Resumo: Greve indefinida dos trabalhadores da EPASB em Benguela provoca cortes de água em várias cidades; sindicatos e administração trocam acusações enquanto população sofre.
Pontos-chave
Os trabalhadores da Empresa Provincial de Águas e Saneamento de Benguela iniciaram uma greve indefinida que levou a cortes de fornecimento antes do horário anunciado; a ação, segundo sindicalistas, decorre da falta de diálogo sobre salários, qualificador ocupacional e condições laborais. A paralisação mobilizou funcionários em frente às sedes e trouxe preocupação generalizada às populações das cidades costeiras.
A administração da EPASB considera a greve ilegal e alega que muitos pontos do caderno reivindicativo já foram parcialmente atendidos, apontando para a necessidade de canais formais para denúncias e assembleias de trabalhadores. Em contrapartida, os representantes sindicais insistem na urgência de respostas concretas, destacando alegadas irregularidades administrativas e pedidos de demissão de gestores envolvidos.
As consequências imediatas foram sentidas em Benguela, Lobito, Catumbela, Baía Farta e Navegantes, com famílias acordando sem água potável e muitos consumidores fazendo reservas preventivas.

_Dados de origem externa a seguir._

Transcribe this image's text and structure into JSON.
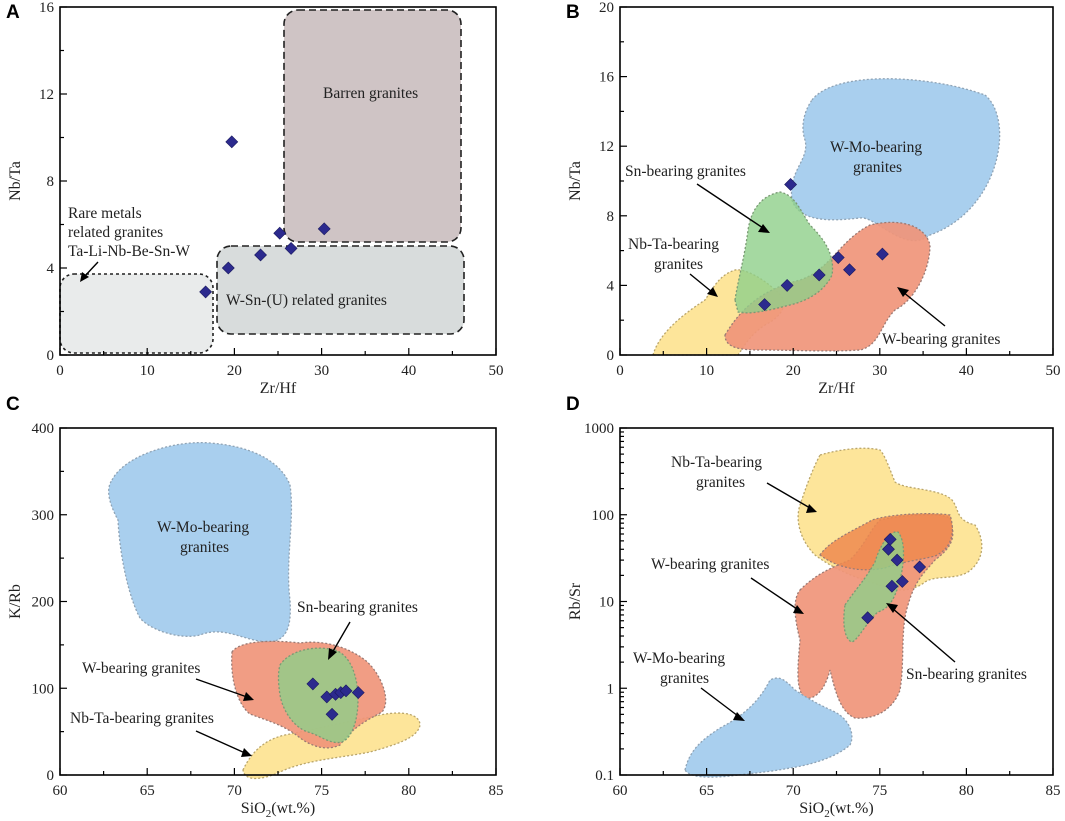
{
  "chart_data": [
    {
      "panel": "A",
      "type": "scatter",
      "title": "",
      "xlabel": "Zr/Hf",
      "ylabel": "Nb/Ta",
      "xlim": [
        0,
        50
      ],
      "ylim": [
        0,
        16
      ],
      "xticks": [
        0,
        10,
        20,
        30,
        40,
        50
      ],
      "yticks": [
        0,
        4,
        8,
        12,
        16
      ],
      "fields": [
        {
          "label": "Barren granites",
          "color": "#cfc4c5"
        },
        {
          "label": "W-Sn-(U) related granites",
          "color": "#d8dcdc"
        },
        {
          "label": "Rare metals related granites Ta-Li-Nb-Be-Sn-W",
          "color": "#e9ebeb"
        }
      ],
      "annotations": [
        "Barren granites",
        "W-Sn-(U) related granites",
        "Rare metals",
        "related granites",
        "Ta-Li-Nb-Be-Sn-W"
      ],
      "points": [
        {
          "x": 16.7,
          "y": 2.9
        },
        {
          "x": 19.3,
          "y": 4.0
        },
        {
          "x": 19.7,
          "y": 9.8
        },
        {
          "x": 23.0,
          "y": 4.6
        },
        {
          "x": 25.2,
          "y": 5.6
        },
        {
          "x": 26.5,
          "y": 4.9
        },
        {
          "x": 30.3,
          "y": 5.8
        }
      ]
    },
    {
      "panel": "B",
      "type": "scatter",
      "xlabel": "Zr/Hf",
      "ylabel": "Nb/Ta",
      "xlim": [
        0,
        50
      ],
      "ylim": [
        0,
        20
      ],
      "xticks": [
        0,
        10,
        20,
        30,
        40,
        50
      ],
      "yticks": [
        0,
        4,
        8,
        12,
        16,
        20
      ],
      "fields": [
        {
          "label": "W-Mo-bearing granites",
          "color": "#a9cfee"
        },
        {
          "label": "Sn-bearing granites",
          "color": "#9fd49a"
        },
        {
          "label": "Nb-Ta-bearing granites",
          "color": "#fde59a"
        },
        {
          "label": "W-bearing granites",
          "color": "#f0957a"
        }
      ],
      "annotations": [
        "W-Mo-bearing",
        "granites",
        "Sn-bearing granites",
        "Nb-Ta-bearing",
        "granites",
        "W-bearing granites"
      ],
      "points": [
        {
          "x": 16.7,
          "y": 2.9
        },
        {
          "x": 19.3,
          "y": 4.0
        },
        {
          "x": 19.7,
          "y": 9.8
        },
        {
          "x": 23.0,
          "y": 4.6
        },
        {
          "x": 25.2,
          "y": 5.6
        },
        {
          "x": 26.5,
          "y": 4.9
        },
        {
          "x": 30.3,
          "y": 5.8
        }
      ]
    },
    {
      "panel": "C",
      "type": "scatter",
      "xlabel": "SiO2(wt.%)",
      "ylabel": "K/Rb",
      "xlim": [
        60,
        85
      ],
      "ylim": [
        0,
        400
      ],
      "xticks": [
        60,
        65,
        70,
        75,
        80,
        85
      ],
      "yticks": [
        0,
        100,
        200,
        300,
        400
      ],
      "fields": [
        {
          "label": "W-Mo-bearing granites",
          "color": "#a9cfee"
        },
        {
          "label": "Sn-bearing granites",
          "color": "#9fd49a"
        },
        {
          "label": "W-bearing granites",
          "color": "#f0957a"
        },
        {
          "label": "Nb-Ta-bearing granites",
          "color": "#fde59a"
        }
      ],
      "annotations": [
        "W-Mo-bearing",
        "granites",
        "Sn-bearing granites",
        "W-bearing granites",
        "Nb-Ta-bearing granites"
      ],
      "points": [
        {
          "x": 74.5,
          "y": 105
        },
        {
          "x": 75.3,
          "y": 90
        },
        {
          "x": 75.6,
          "y": 70
        },
        {
          "x": 75.8,
          "y": 93
        },
        {
          "x": 76.1,
          "y": 95
        },
        {
          "x": 76.4,
          "y": 97
        },
        {
          "x": 77.1,
          "y": 95
        }
      ]
    },
    {
      "panel": "D",
      "type": "scatter",
      "xlabel": "SiO2(wt.%)",
      "ylabel": "Rb/Sr",
      "xscale": "linear",
      "yscale": "log",
      "xlim": [
        60,
        85
      ],
      "ylim": [
        0.1,
        1000
      ],
      "xticks": [
        60,
        65,
        70,
        75,
        80,
        85
      ],
      "yticks": [
        0.1,
        1,
        10,
        100,
        1000
      ],
      "fields": [
        {
          "label": "Nb-Ta-bearing granites",
          "color": "#fde59a"
        },
        {
          "label": "W-bearing granites",
          "color": "#f0957a"
        },
        {
          "label": "Sn-bearing granites",
          "color": "#9fd49a"
        },
        {
          "label": "W-Mo-bearing granites",
          "color": "#a9cfee"
        }
      ],
      "annotations": [
        "Nb-Ta-bearing",
        "granites",
        "W-bearing granites",
        "Sn-bearing granites",
        "W-Mo-bearing",
        "granites"
      ],
      "points": [
        {
          "x": 74.3,
          "y": 6.5
        },
        {
          "x": 75.5,
          "y": 40
        },
        {
          "x": 75.6,
          "y": 52
        },
        {
          "x": 75.7,
          "y": 15
        },
        {
          "x": 76.0,
          "y": 30
        },
        {
          "x": 76.3,
          "y": 17
        },
        {
          "x": 77.3,
          "y": 25
        }
      ]
    }
  ],
  "panel_letters": [
    "A",
    "B",
    "C",
    "D"
  ],
  "colors": {
    "wmo": "#a9cfee",
    "sn": "#9fd49a",
    "nbta": "#fde59a",
    "w": "#f0957a",
    "barren": "#cfc4c5",
    "wsnu": "#d8dcdc",
    "rare": "#e9ebeb",
    "point": "#2c2a8e"
  }
}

A área técnica da EPASB anunciou medidas para minimizar os impactos durante turnos, mas reconheceu que a continuidade da paralisação pode agravar a escassez, pressionar serviços essenciais e aumentar o desconforto nas zonas urbanas e periféricas.
No centro do conflito estão reivindicações por aumentos salariais e implementação de um qualificador ocupacional, além de melhorias nas condições de trabalho. Os sindicatos mencionam benefícios não cumpridos e pedem transparência sobre alegados escândalos financeiros; a administração, por sua vez, afirma ter respondido a grande parte das solicitações e pede apresentação formal de provas quando se referem a irregularidades.
Apelos por mediação e retomada do diálogo surgem de fontes sindicais e administrativas, enquanto moradores clamam por soluções rápidas para restabelecer o abastecimento. Se não houver entendimento, alerta-se para riscos de prolongamento dos cortes e efeitos socioeconómicos crescentes; a situação coloca pressão sobre autoridades provinciais para intervir e permitir que negociações avancem com celeridade.